Material and methods
A single‐unit prospective cohort study in Denmark including pregnant women with SARS‐CoV‐2 infection confirmed by a pharyngeal swab between August 20, 2020, and March 1, 2021, who gave birth during the same period. All patients admitted to the maternity ward and antepartum clinic were screened for SARS‐CoV‐2 infection. A maternal blood sample and vaginal swabs were collected at inclusion. If included antepartum, these samples were repeated intrapartum when an umbilical cord blood sample was also collected. Swabs were analyzed for SARS‐CoV‐2 and blood samples were analyzed for SARS‐CoV‐2 total antibodies. Placental and neonatal swabs as well as placental histopathological examinations were performed on clinical indications.
Results
We included 28 women, of whom four had serious maternal or fetal outcomes including one case of neonatal death.

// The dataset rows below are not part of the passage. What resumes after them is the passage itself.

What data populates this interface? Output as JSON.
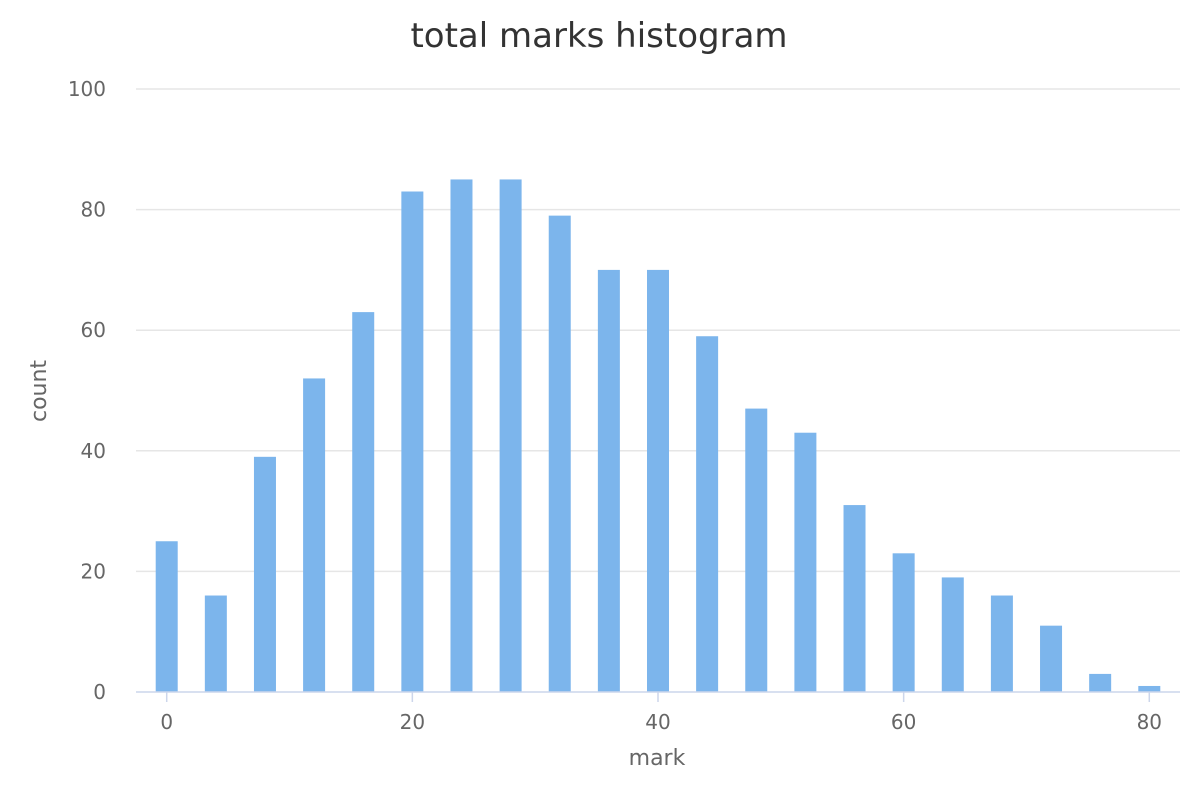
{
  "chart_data": {
    "type": "bar",
    "title": "total marks histogram",
    "xlabel": "mark",
    "ylabel": "count",
    "x": [
      0,
      4,
      8,
      12,
      16,
      20,
      24,
      28,
      32,
      36,
      40,
      44,
      48,
      52,
      56,
      60,
      64,
      68,
      72,
      76,
      80
    ],
    "values": [
      25,
      16,
      39,
      52,
      63,
      83,
      85,
      85,
      79,
      70,
      70,
      59,
      47,
      43,
      31,
      23,
      19,
      16,
      11,
      3,
      1
    ],
    "xlim": [
      -2.5,
      82.5
    ],
    "ylim": [
      0,
      100
    ],
    "xticks": [
      0,
      20,
      40,
      60,
      80
    ],
    "yticks": [
      0,
      20,
      40,
      60,
      80,
      100
    ],
    "grid": true,
    "legend": "none",
    "bar_color": "#7cb5ec"
  }
}
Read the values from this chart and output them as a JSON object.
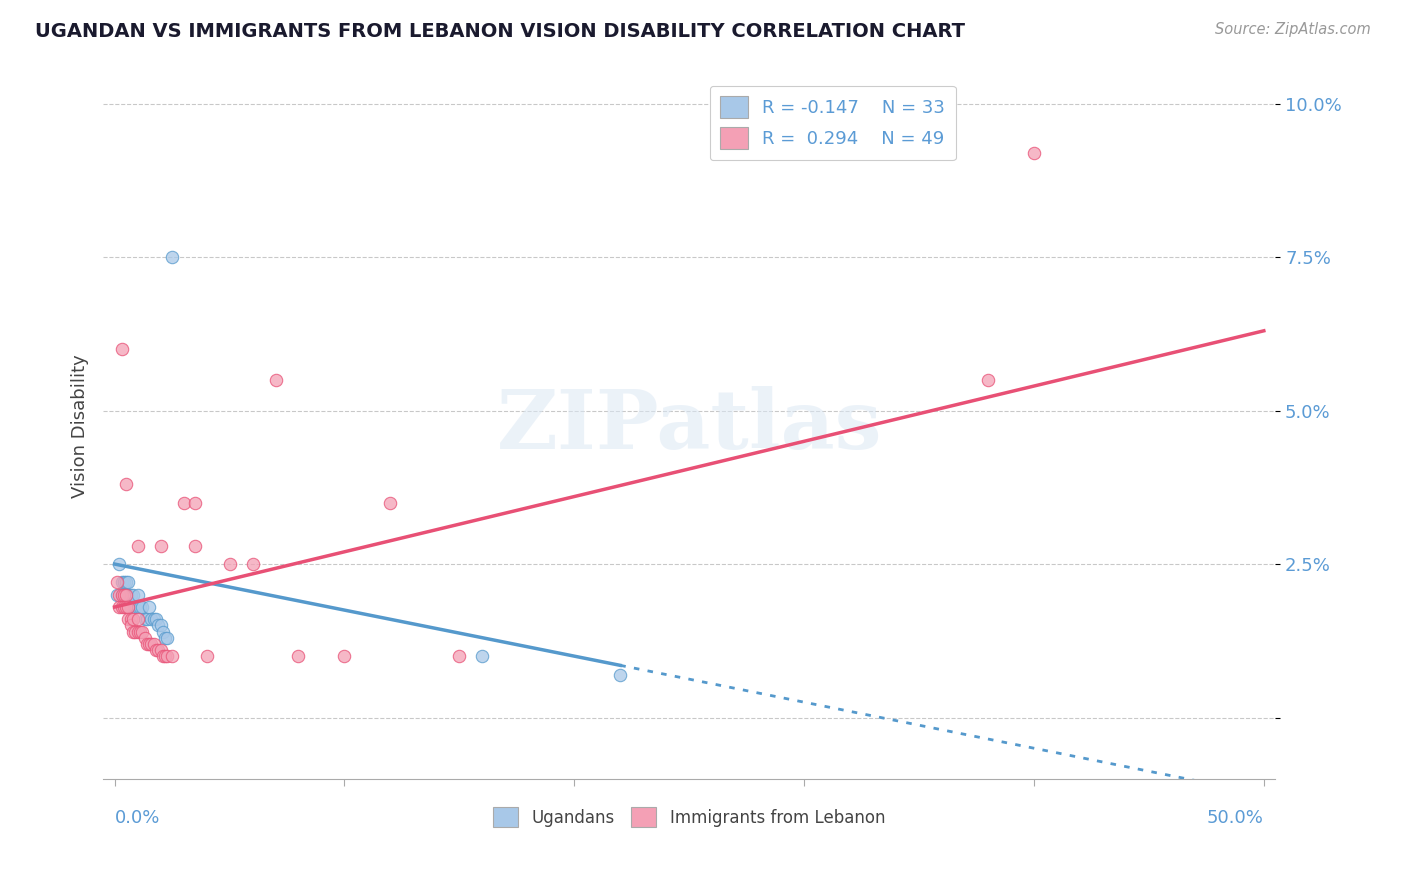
{
  "title": "UGANDAN VS IMMIGRANTS FROM LEBANON VISION DISABILITY CORRELATION CHART",
  "source": "Source: ZipAtlas.com",
  "ylabel": "Vision Disability",
  "xlim": [
    -0.005,
    0.505
  ],
  "ylim": [
    -0.01,
    0.105
  ],
  "yticks": [
    0.0,
    0.025,
    0.05,
    0.075,
    0.1
  ],
  "ytick_labels": [
    "",
    "2.5%",
    "5.0%",
    "7.5%",
    "10.0%"
  ],
  "watermark": "ZIPatlas",
  "color_ugandan": "#a8c8e8",
  "color_lebanon": "#f4a0b5",
  "color_ugandan_line": "#5599cc",
  "color_lebanon_line": "#e85075",
  "background_color": "#ffffff",
  "ugandan_x": [
    0.001,
    0.002,
    0.003,
    0.003,
    0.004,
    0.004,
    0.005,
    0.005,
    0.006,
    0.006,
    0.007,
    0.007,
    0.008,
    0.008,
    0.009,
    0.01,
    0.01,
    0.011,
    0.012,
    0.013,
    0.014,
    0.015,
    0.016,
    0.017,
    0.018,
    0.019,
    0.02,
    0.021,
    0.022,
    0.023,
    0.025,
    0.16,
    0.22
  ],
  "ugandan_y": [
    0.02,
    0.025,
    0.02,
    0.022,
    0.02,
    0.022,
    0.02,
    0.022,
    0.02,
    0.022,
    0.02,
    0.018,
    0.02,
    0.018,
    0.018,
    0.02,
    0.018,
    0.018,
    0.018,
    0.016,
    0.016,
    0.018,
    0.016,
    0.016,
    0.016,
    0.015,
    0.015,
    0.014,
    0.013,
    0.013,
    0.075,
    0.01,
    0.007
  ],
  "lebanon_x": [
    0.001,
    0.002,
    0.002,
    0.003,
    0.003,
    0.004,
    0.004,
    0.005,
    0.005,
    0.006,
    0.006,
    0.007,
    0.007,
    0.008,
    0.008,
    0.009,
    0.01,
    0.01,
    0.011,
    0.012,
    0.013,
    0.014,
    0.015,
    0.016,
    0.017,
    0.018,
    0.019,
    0.02,
    0.021,
    0.022,
    0.023,
    0.025,
    0.03,
    0.035,
    0.04,
    0.05,
    0.06,
    0.07,
    0.08,
    0.1,
    0.12,
    0.15,
    0.003,
    0.005,
    0.01,
    0.02,
    0.035,
    0.38,
    0.4
  ],
  "lebanon_y": [
    0.022,
    0.02,
    0.018,
    0.02,
    0.018,
    0.02,
    0.018,
    0.02,
    0.018,
    0.018,
    0.016,
    0.016,
    0.015,
    0.016,
    0.014,
    0.014,
    0.016,
    0.014,
    0.014,
    0.014,
    0.013,
    0.012,
    0.012,
    0.012,
    0.012,
    0.011,
    0.011,
    0.011,
    0.01,
    0.01,
    0.01,
    0.01,
    0.035,
    0.035,
    0.01,
    0.025,
    0.025,
    0.055,
    0.01,
    0.01,
    0.035,
    0.01,
    0.06,
    0.038,
    0.028,
    0.028,
    0.028,
    0.055,
    0.092
  ]
}
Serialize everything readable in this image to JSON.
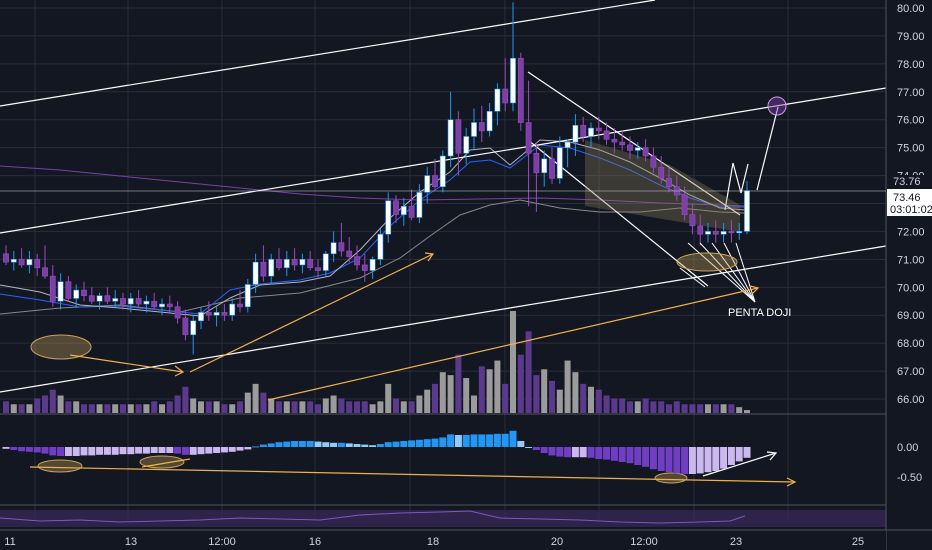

Within the first 8 days after confirmed SARS‐CoV‐2 infection, SARS‐CoV‐2 was detectable in two vaginal swabs (2/28) and SARS‐CoV‐2 antibodies were detected in 1 of 13 women. From 16 days after confirmed infection, antibodies were observed in 19 of 21 of women. Antibodies in cord blood were not detected during the first 16 days after confirmed infection (
n
= 7). However, from 26 days, antibodies were present in 16 of 17 cord blood samples of seropositive mothers. Placental examination in two cases of severe fetal outcomes preceded by reduced fetal movements revealed SARS‐CoV‐2 in swabs and severe histopathological abnormalities.
Conclusions
SARS‐CoV‐2 was detected in only 2 of 28 vaginal swabs within 8 days after confirmed infection in pregnant women. Our data suggest that maternal seroconversion occurs between days 8 and 16, whereas antibodies in cord blood of seropositive mothers were present in the majority from 26 days after confirmed infection. Additional data are needed regarding timing of seroconversion for the mother and appearance of antibodies in cord blood.